Творогов проводил ее до самого выхода, до массивных, тяжко распахивающихся институтских дверей. Они простились, вполне довольные друг другом, как люди, между которыми уже начинает возникать то особое поле понимания и взаимной симпатии, которое каждому произнесенному слову, каждой улыбке и взгляду придает второй, более глубокий, только им ведомый смысл. И потом весь этот день Творогова уже не оставляло хорошее настроение.

Домой из института он пошел пешком, сделал крюк и вышел к Летнему саду. Уже стемнело, в саду горьковато пахло опавшими листьями, холодной, сырой свежестью тянуло от земли. Аллеи были тихи и пустынны.

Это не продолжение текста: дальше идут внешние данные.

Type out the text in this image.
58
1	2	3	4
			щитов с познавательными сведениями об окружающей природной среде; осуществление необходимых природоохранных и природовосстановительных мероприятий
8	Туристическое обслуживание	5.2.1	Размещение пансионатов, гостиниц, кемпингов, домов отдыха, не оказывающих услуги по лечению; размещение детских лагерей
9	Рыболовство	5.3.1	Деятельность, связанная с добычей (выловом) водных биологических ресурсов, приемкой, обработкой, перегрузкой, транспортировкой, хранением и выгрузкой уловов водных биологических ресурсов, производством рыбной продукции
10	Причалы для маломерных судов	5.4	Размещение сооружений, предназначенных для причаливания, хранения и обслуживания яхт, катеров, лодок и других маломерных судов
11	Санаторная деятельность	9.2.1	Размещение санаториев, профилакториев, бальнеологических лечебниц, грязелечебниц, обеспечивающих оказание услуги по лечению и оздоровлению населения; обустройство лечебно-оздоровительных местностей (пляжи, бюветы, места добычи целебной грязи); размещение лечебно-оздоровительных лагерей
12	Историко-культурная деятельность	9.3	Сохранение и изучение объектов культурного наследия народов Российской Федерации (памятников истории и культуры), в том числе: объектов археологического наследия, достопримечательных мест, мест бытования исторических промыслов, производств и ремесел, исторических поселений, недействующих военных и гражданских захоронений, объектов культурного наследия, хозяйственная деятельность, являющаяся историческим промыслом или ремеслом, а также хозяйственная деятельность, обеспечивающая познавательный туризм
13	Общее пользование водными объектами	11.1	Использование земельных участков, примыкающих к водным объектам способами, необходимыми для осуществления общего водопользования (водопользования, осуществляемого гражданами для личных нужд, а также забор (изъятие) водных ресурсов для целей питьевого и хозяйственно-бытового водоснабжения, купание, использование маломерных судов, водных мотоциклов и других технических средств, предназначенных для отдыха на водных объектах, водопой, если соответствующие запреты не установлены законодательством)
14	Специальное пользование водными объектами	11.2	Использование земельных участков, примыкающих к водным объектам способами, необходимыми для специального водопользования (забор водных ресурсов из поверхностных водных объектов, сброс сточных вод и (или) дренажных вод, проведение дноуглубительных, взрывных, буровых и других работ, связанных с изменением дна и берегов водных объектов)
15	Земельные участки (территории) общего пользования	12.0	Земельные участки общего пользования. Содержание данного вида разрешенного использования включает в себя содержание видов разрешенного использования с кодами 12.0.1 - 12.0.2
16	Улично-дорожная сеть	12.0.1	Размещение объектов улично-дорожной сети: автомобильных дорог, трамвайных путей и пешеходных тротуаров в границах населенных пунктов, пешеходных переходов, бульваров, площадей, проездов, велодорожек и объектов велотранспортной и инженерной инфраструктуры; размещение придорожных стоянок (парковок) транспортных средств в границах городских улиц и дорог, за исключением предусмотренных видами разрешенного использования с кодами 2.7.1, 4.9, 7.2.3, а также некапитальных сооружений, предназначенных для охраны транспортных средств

Творогов любил такие одинокие вечерние прогулки, они были его маленьким секретом, тайной, в которой он не признавался никому, даже самым близким людям. Ему казалось: расскажи он о том, как бродит вечерами по пустынным аллеям, и прогулки эти сразу утратят свое очарование, увянут, превратятся лишь в некое странное сентиментальное чудачество. Сорокатрехлетний мужчина, занятой человек, гуляющий в Летнем саду только для того, чтобы подумать, внимательнее вглядеться в самого себя — да кто же поверит в такое в наше время?..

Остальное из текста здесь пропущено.